If your disk has plenty of extra space available, you could go weeks, months, or even years before the data in those deleted sectors is overwritten. (You can accomplish almost the same thing as overwriting the data, however, by defragmenting your hard drive regularly.)
You can usually retrieve a trashed file by running an undelete utility program right away. An undelete utility simply changes the disk directory to identify any "deleted" files, so that the computer will recognize the files again. Of course, the longer you wait to run the utility, the more likely your computer will have overwritten some, or possibly all, of a particular deleted file's contents with new data, making it difficult, if not impossible, to recover the original contents.
Some utility programs, such as the Norton Utilities, come with a file-deletion protection feature that saves any deleted files in a special folder so that you can quickly and accurately recover them any time in the future.

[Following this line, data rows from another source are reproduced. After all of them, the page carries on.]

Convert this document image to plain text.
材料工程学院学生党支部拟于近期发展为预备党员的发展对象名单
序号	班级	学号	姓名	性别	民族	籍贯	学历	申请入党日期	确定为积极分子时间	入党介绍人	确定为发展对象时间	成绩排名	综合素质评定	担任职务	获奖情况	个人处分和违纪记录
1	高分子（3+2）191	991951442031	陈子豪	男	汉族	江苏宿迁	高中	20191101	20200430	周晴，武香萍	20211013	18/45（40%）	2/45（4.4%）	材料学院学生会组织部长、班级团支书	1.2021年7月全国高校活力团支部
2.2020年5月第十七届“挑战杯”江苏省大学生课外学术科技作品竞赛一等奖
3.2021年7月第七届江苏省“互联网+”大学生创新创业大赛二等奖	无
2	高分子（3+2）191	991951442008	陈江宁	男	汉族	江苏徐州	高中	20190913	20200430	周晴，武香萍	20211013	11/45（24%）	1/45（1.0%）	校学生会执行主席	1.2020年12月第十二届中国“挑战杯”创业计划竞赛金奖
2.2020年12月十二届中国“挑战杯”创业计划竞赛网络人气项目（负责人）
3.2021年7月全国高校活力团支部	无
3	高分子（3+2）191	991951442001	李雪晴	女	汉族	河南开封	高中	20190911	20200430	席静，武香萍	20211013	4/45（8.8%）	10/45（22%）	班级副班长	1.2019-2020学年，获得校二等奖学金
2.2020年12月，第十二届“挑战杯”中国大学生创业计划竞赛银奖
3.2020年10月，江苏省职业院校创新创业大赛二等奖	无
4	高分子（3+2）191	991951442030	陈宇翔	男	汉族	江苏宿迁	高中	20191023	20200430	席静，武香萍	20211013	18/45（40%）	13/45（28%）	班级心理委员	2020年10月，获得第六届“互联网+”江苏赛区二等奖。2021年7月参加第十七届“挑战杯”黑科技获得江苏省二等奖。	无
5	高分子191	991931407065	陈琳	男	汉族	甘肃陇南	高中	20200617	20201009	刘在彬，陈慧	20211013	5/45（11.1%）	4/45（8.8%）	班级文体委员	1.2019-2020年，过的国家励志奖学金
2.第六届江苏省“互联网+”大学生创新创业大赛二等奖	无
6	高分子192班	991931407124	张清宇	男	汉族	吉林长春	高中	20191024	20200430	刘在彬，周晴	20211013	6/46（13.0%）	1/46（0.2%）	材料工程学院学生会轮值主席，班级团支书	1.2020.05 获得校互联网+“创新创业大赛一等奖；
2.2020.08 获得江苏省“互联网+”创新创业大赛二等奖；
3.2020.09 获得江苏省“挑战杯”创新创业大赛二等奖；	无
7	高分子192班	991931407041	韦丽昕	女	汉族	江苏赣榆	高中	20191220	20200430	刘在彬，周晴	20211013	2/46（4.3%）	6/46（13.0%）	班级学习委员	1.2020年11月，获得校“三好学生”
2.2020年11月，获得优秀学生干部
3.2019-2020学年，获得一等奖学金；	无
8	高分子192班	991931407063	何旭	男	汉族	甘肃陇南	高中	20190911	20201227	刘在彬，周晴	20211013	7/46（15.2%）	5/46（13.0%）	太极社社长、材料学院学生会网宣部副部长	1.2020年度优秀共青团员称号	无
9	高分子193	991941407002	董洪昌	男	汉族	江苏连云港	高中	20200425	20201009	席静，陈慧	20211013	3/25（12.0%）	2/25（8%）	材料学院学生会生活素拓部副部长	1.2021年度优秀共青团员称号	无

Obviously, this feature can be a lifesaver if you accidentally delete something important, but it can also work against you by preserving sensitive files you thought you got rid of months ago.
To find an undelete program, try Norton Utilities (www.symantec.com), Active@DELETE (www.active-undelete.com), Restorer 2000 (www.bitmart.net), or Undelete (www.execsoft.com). Executive Software, the maker of Undelete, also offers a free Deleted File Analysis Utility (see Figure 22-1), which examines your hard disk to see how many deleted files may still be recoverable. The results may surprise you.